Though it is possible to fill your suitcase with dirty diapers and bring them home to wash (many of us have done this), wouldn’t it be more convenient to have someone else wash the diapers while you are busy all day?

Coming up in the next two weeks is the biggest baby product trade show in North America. A thousand vendors will be there, and many thousands of retailers will be shopping for new products for their stores. A lot of the attendees are parents who will have babies in arms. A lot of those parents use cloth diapers, so they want to find a way to continue using reusable diapers while away from home. Talking with some of these parents as they prepare to travel with babies, I have heard that they have plans to make travel much easier. They are using the local diaper service.

What a brilliant idea! (Because I didn’t ever think of it myself when I traveled.)

Most diaper services are able and happy to deliver fresh, clean diapers to your hotel when you arrive and pick them up when you leave. You keep your baby in reusable diapers, and you support the local economy where you stay. It’s a good deal all around.

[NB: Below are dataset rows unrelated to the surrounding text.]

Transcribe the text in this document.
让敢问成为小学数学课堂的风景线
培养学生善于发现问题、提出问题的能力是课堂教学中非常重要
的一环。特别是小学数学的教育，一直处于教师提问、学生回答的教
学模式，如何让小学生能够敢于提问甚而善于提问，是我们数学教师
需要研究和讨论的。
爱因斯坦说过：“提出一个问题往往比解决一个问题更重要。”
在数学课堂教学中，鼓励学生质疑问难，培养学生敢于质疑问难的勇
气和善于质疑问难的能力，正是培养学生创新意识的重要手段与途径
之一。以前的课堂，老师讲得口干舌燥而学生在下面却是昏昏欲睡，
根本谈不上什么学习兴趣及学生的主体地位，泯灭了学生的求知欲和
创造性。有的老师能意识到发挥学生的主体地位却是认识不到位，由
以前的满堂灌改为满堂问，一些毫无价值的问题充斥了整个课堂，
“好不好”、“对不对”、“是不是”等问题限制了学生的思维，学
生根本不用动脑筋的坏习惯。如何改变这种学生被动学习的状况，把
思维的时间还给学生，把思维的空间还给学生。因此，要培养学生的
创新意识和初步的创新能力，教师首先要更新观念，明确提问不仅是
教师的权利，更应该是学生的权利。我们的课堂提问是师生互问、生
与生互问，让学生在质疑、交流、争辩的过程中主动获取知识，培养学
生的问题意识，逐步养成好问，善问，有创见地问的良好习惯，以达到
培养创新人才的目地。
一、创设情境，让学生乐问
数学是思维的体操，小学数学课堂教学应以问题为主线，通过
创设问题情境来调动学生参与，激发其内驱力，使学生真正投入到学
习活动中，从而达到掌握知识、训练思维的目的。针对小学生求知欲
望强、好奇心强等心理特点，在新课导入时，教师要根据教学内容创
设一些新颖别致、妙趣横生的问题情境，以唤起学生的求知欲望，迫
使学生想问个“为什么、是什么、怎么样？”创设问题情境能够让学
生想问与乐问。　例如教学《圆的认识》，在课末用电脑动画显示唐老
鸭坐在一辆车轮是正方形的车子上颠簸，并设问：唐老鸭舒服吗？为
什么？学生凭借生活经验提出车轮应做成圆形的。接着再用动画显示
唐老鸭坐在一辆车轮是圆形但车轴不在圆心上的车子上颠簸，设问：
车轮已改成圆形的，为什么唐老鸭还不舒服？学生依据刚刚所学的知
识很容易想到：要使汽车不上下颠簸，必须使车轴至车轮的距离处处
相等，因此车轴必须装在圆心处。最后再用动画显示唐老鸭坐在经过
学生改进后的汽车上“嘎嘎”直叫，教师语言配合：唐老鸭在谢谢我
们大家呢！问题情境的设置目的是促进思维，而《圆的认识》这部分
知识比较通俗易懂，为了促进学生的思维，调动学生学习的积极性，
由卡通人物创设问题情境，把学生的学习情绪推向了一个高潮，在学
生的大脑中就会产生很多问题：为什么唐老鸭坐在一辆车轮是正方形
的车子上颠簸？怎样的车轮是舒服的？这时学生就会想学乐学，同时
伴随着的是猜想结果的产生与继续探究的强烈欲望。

Tips for Using Diaper Service on Vacation

  • Look up a diaper service that delivers where you are going.
  • Call the diaper service well in advance to make arrangements and reserve your place.
  • Call your hotel to make arrangements for drop off and pick up.
  • Bring your own covers.
  • Bring a few of your own diapers for travel to and from your destination.
  • Encourage the diaper service to leave a few pamphlets for the hotel to let other guests know about this option.